The hardware includes a feature called the Pressure-Sense GT Trigger: shoulder buttons mounted on the sides of the phone, similar to what you'd find on a handheld gaming console. These aren't just on-off switches. Each trigger supports four different actions—light press, heavy press, left slide, right slide—and players can map these to whatever abilities or movements matter most in their game. For competitive players, this kind of customization can be the difference between a clean play and a missed opportunity.

Infinix is positioning this phone for everyone from casual players to professional esports athletes. The pricing reflects that ambition: the base model with 256GB storage and 12GB RAM starts at P25,999, dropping to P23,999 during the launch promotion. The higher-end 512GB variant runs P29,999, or P27,999 on sale.
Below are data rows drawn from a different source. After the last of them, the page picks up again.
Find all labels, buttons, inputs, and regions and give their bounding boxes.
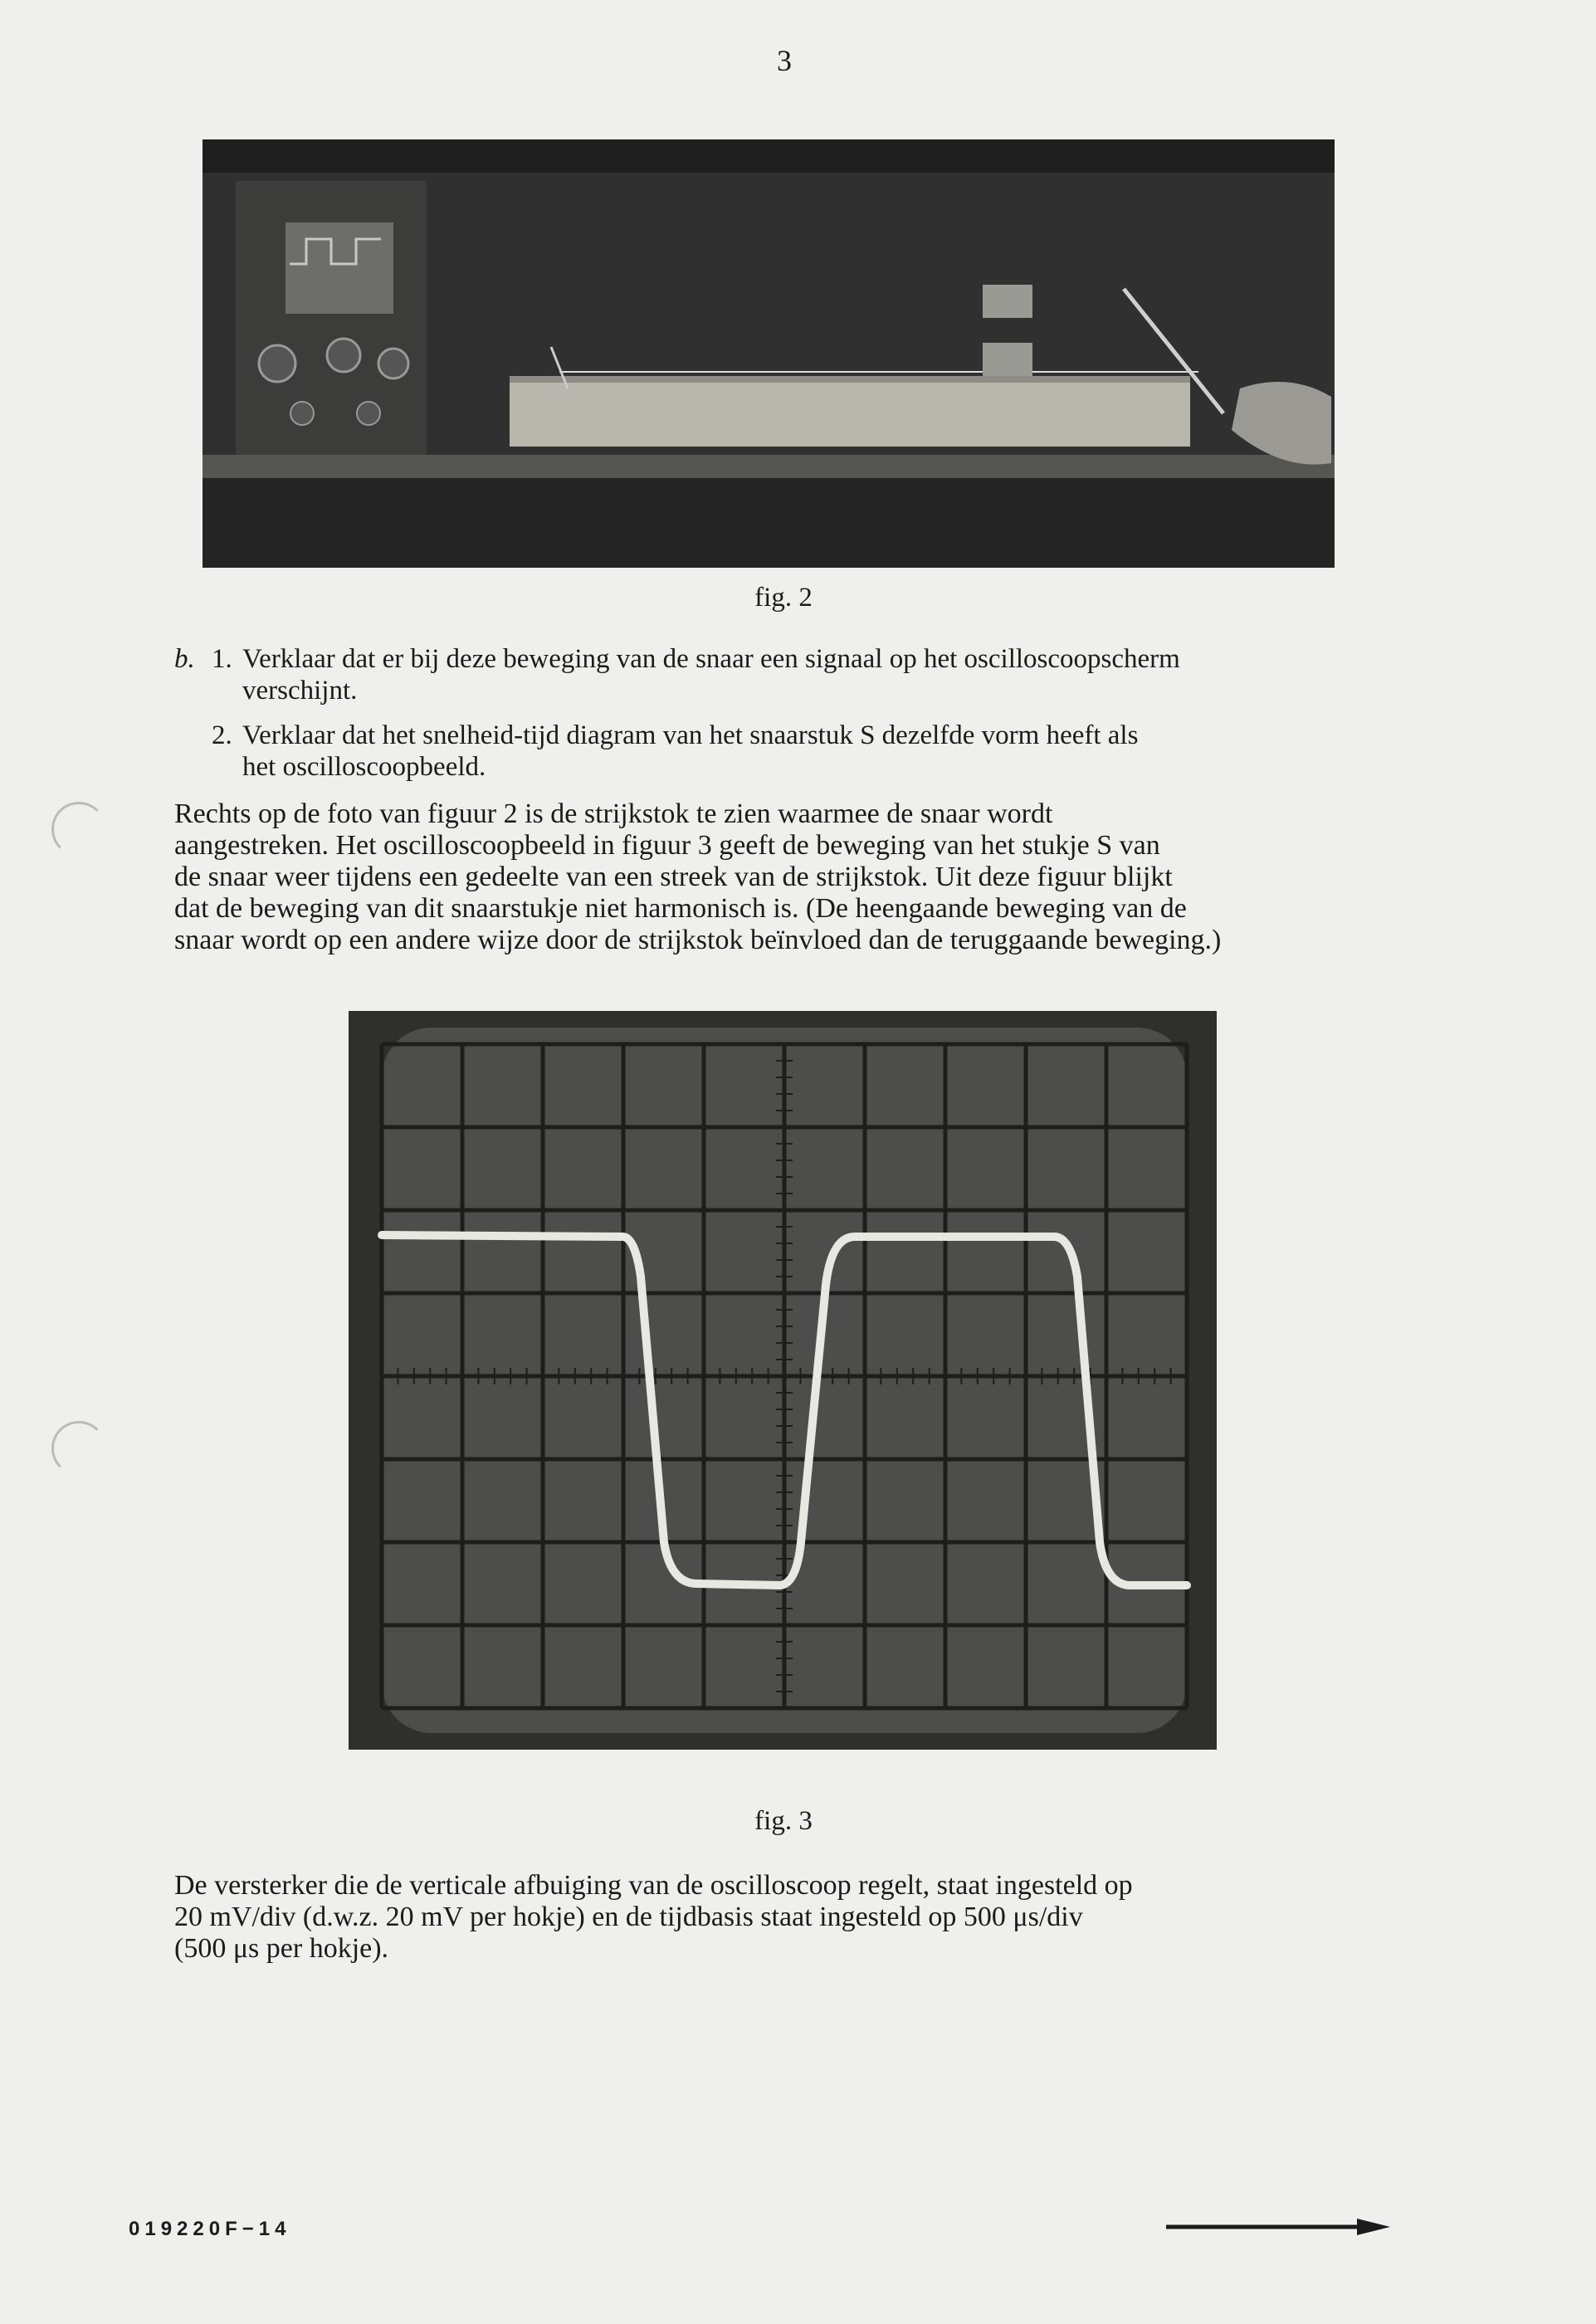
figure-3-caption: fig. 3 (754, 1806, 813, 1836)
figure-2-photo (203, 139, 1335, 568)
exam-code: 019220F−14 (129, 2218, 291, 2240)
question-b2-number: 2. (212, 720, 232, 750)
figure-3-oscilloscope-photo (349, 1011, 1217, 1750)
question-b-letter: b. (174, 644, 195, 674)
paragraph-line: (500 μs per hokje). (174, 1933, 389, 1964)
question-b2-line-2: het oscilloscoopbeeld. (242, 752, 486, 782)
settings-paragraph (174, 1870, 1386, 1965)
paragraph-line: dat de beweging van dit snaarstukje niet harmonisch is. (De heengaande beweging van de (174, 893, 1187, 924)
intro-paragraph (174, 798, 1386, 956)
question-b1-line-1: Verklaar dat er bij deze beweging van de snaar een signaal op het oscilloscoopscherm (242, 644, 1180, 674)
paragraph-line: de snaar weer tijdens een gedeelte van een streek van de strijkstok. Uit deze figuur blijkt (174, 862, 1173, 892)
punch-hole-top (51, 802, 106, 857)
question-b1-number: 1. (212, 644, 232, 674)
figure-2-caption: fig. 2 (754, 583, 813, 613)
next-page-arrow-icon (1166, 2214, 1390, 2239)
paragraph-line: aangestreken. Het oscilloscoopbeeld in figuur 3 geeft de beweging van het stukje S van (174, 830, 1160, 861)
paragraph-line: 20 mV/div (d.w.z. 20 mV per hokje) en de tijdbasis staat ingesteld op 500 μs/div (174, 1902, 1083, 1932)
oscilloscope-screen (349, 1011, 1217, 1750)
question-b1-line-2: verschijnt. (242, 676, 358, 706)
page-number: 3 (777, 44, 792, 77)
figure-2-illustration (203, 139, 1335, 568)
question-b2-line-1: Verklaar dat het snelheid-tijd diagram van het snaarstuk S dezelfde vorm heeft als (242, 720, 1139, 750)
punch-hole-bottom (51, 1421, 106, 1476)
paragraph-line: snaar wordt op een andere wijze door de strijkstok beïnvloed dan de teruggaande beweging.) (174, 925, 1222, 955)
paragraph-line: De versterker die de verticale afbuiging van de oscilloscoop regelt, staat ingesteld op (174, 1870, 1133, 1901)
paragraph-line: Rechts op de foto van figuur 2 is de strijkstok te zien waarmee de snaar wordt (174, 798, 1053, 829)
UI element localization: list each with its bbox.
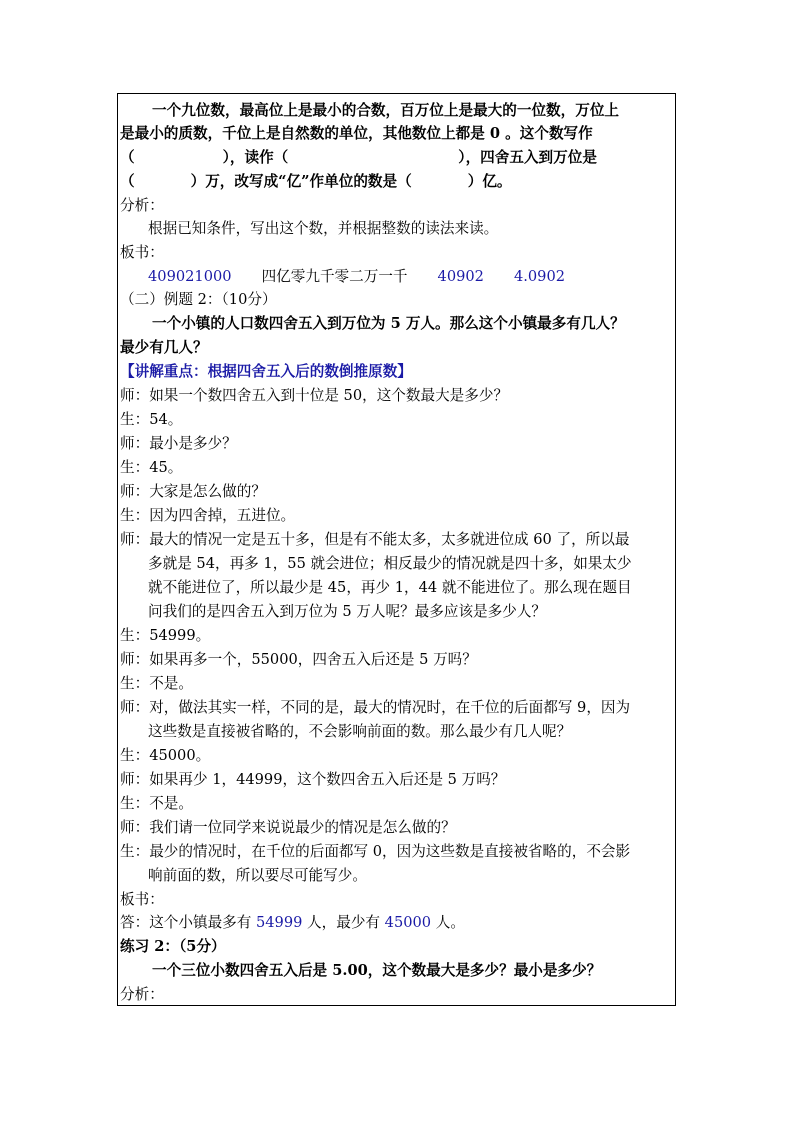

Both are well under the P26,000 ceiling Infinix set for itself, positioning the GT 50 Pro as a flagship-level device at mid-range cost.

The phone launches June 10 at 8 PM Philippine time through a TikTok Shop event, with availability across Shopee, Lazada, and TikTok Shop. It comes in three finishes: Black Abyss, Glacier Silver, and Red Blaze. The first sale event includes discounts up to P2,000 off, which effectively brings the entry model down to around P22,000. For a phone built to handle sustained competitive gaming without thermal collapse, that's a meaningful price point in a market where gaming phones often demand flagship prices.

The Infinix GT 50 Pro is made for gamers of all levels—from the casuals to professional eSports athletes
— Infinix product positioning
The Hearth Conversation Another angle on the story
Inventor

Why does a gaming phone need liquid cooling? Isn't that overkill for a phone?

Model

Not really. When you're playing at 144 frames per second, the processor is working at maximum load for hours. Heat builds up fast. Without active cooling, the phone throttles itself to protect the hardware—your frame rate drops, your controls lag, and you lose. Liquid cooling keeps the processor in the zone.

Inventor

So this is really just for competitive players?

Model

That's the pitch, but the cooling helps everyone. Even casual players benefit when they're multitasking—streaming, recording, playing at the same time. The phone stays stable instead of getting sluggish.

Inventor

What about those shoulder buttons? Are they gimmicky?

Model

They're not new—other gaming phones have them. But the customization matters. In a game like Mobile Legends, you can map your most-used abilities to those triggers so you don't have to reach across the screen. At the pro level, that's real.

Inventor

Why is Infinix the official MPL phone?

Model

They're betting on esports visibility. When the pros are using your phone on stage, casual players notice. It's marketing, but it also means the phone was tested under actual competitive conditions.

Inventor

Is P24,000 actually cheap for a gaming phone?

Model

For what's inside—the processor, the cooling, the RAM—yes. Flagship gaming phones usually run P35,000 and up. This undercuts that significantly.

Inventor

What's the catch?

Model

There probably isn't one, but we won't know until people use it for weeks. Liquid cooling systems can fail. The real test is whether it stays cool and stable six months from now.